Model tensor shape configuration hints for dynamic batching but the underlying engine doesn't support batching

Hi all,

I have a model which can be deployed on TensorRT inference server, and do inference on client.
I know there are two kinds of different TRTIS sources from NGC. One is TRT version higher than 20, and the other is TRT version lower 20 (e.g., 19.10).

So my successful version is using this image version nvcr.io/nvidia/tensorrtserver:19.10-py3.
But this one tensorrt is using version 6, so I was trying to build on Tensorrt 7. (e.g., Triton 20.03 or newer Triton 20.08)

I was mainly using the onnx2trt converting tool to convert model from onnx to tensorrt engine in this container which was built from nvcr.io/nvidia/tensorrt:20.03.1-py3 and nvcr.io/nvidia/tensorrt:20.08-py3 (I also tried by trtexec.)

onnx2trt model.onnx -o model.trt -b 1
----------------------------------------------------------------
Input filename:   model.onnx
ONNX IR version:  0.0.6
Opset version:    11
Producer name:    pytorch
Producer version: 1.5
Domain:           
Model version:    0
Doc string:       
----------------------------------------------------------------
Parsing model
Building TensorRT engine, FP16 available:1
    Max batch size:     1
    Max workspace size: 1024 MiB
Writing TensorRT engine to model.trt
All done

Or

trtexec --onnx=model.onnx --saveEngine=model.trt --allowGPUFallback --workspace=3072 --explicitBatch

I used the same config.pbtxt file of TRTIS requesting to lunch Triton server on both versions of images. nvcr.io/nvidia/tritonserver:20.03.1-py3 and nvcr.io/nvidia/tritonserver:20.08-py3
However, I always got this error messages below that this error didn’t happen at old imgae version nvcr.io/nvidia/tensorrtserver:19.10-py3.

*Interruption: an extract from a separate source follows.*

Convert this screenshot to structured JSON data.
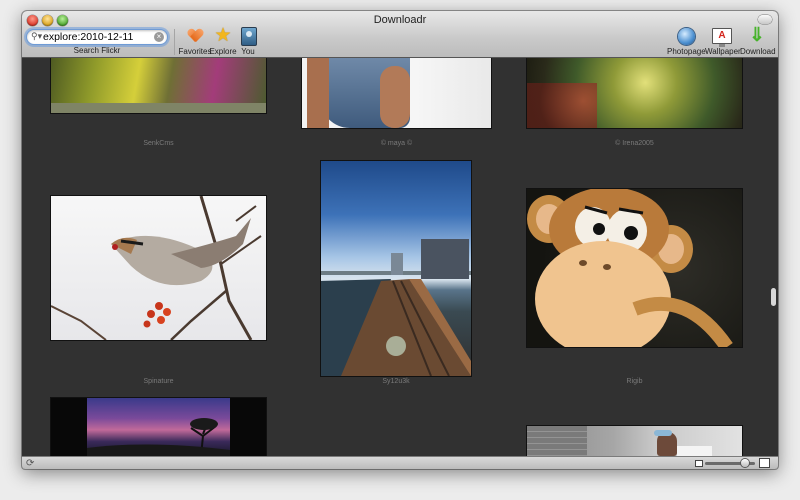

 The TRT engine doesn't specify appropriate dimensions to support dynamic batching
E0902 08:49:03.482851 1 model_repository_manager.cc:1633] unable to autofill for 'trt_model', model tensor  shape configuration hints for dynamic batching but the underlying engine doesn't support batching.

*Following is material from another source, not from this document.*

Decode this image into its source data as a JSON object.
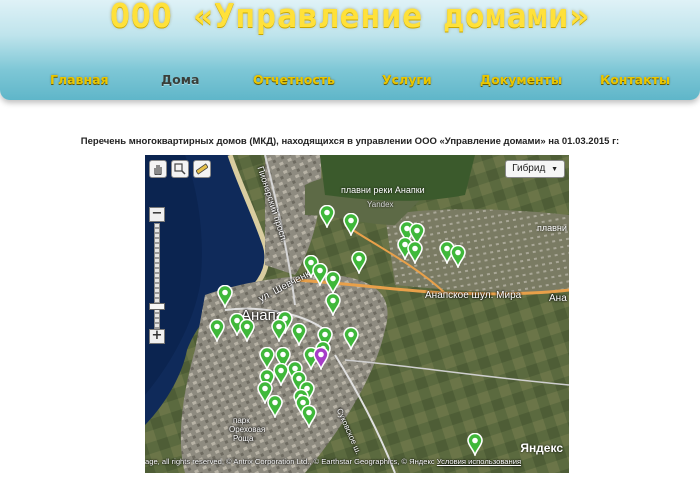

BTW I can implement this TensorRT engine on this image without using server. (To be precise, I build TRT engine in those containers which were based on nvcr.io/nvidia/tensorrt:20.03.1-py3 and nvcr.io/nvidia/tensorrt:20.08-py3 images.)

Here is the content in my config.pbtxt file.

name: "trt_model"
platform: "tensorrt_plan"
max_batch_size: 1

input [
  {
    name: "input.1"
    data_type: TYPE_FP32
    dims: [ 3, 512, 512 ] 
  }
]

output [
  {
    name: "520"
    data_type: TYPE_FP32
    dims: [ 2, 128, 128 ]
  },
  {
    name: "523"
    data_type: TYPE_FP32
    dims: [ 2, 128, 128 ]
  },
    {
    name: "526"
    data_type: TYPE_FP32
    dims: [ 10, 128, 128 ]
  },
    {
    name: "529"
    data_type: TYPE_FP32
    dims: [ 2, 128, 128 ]
  },
    {
    name: "532"
    data_type: TYPE_FP32
    dims: [ 5, 128, 128 ]
  },
    {
    name: "535"
    data_type: TYPE_FP32
    dims: [ 2, 128, 128 ]
  }
]

instance_group [
  {
    count: 2
    kind: KIND_GPU
  }
]

Is there any idea about this?

Thank you.

Env info

Successfully case was tried on GTX 1060
Failure case was tried on Titan V

All experiments were tried on docker.

If you need to further info, please let me know.

Thank you so much

Best regards,
Chieh

Solved.

Solution:
Dont use

--strict-model-config=false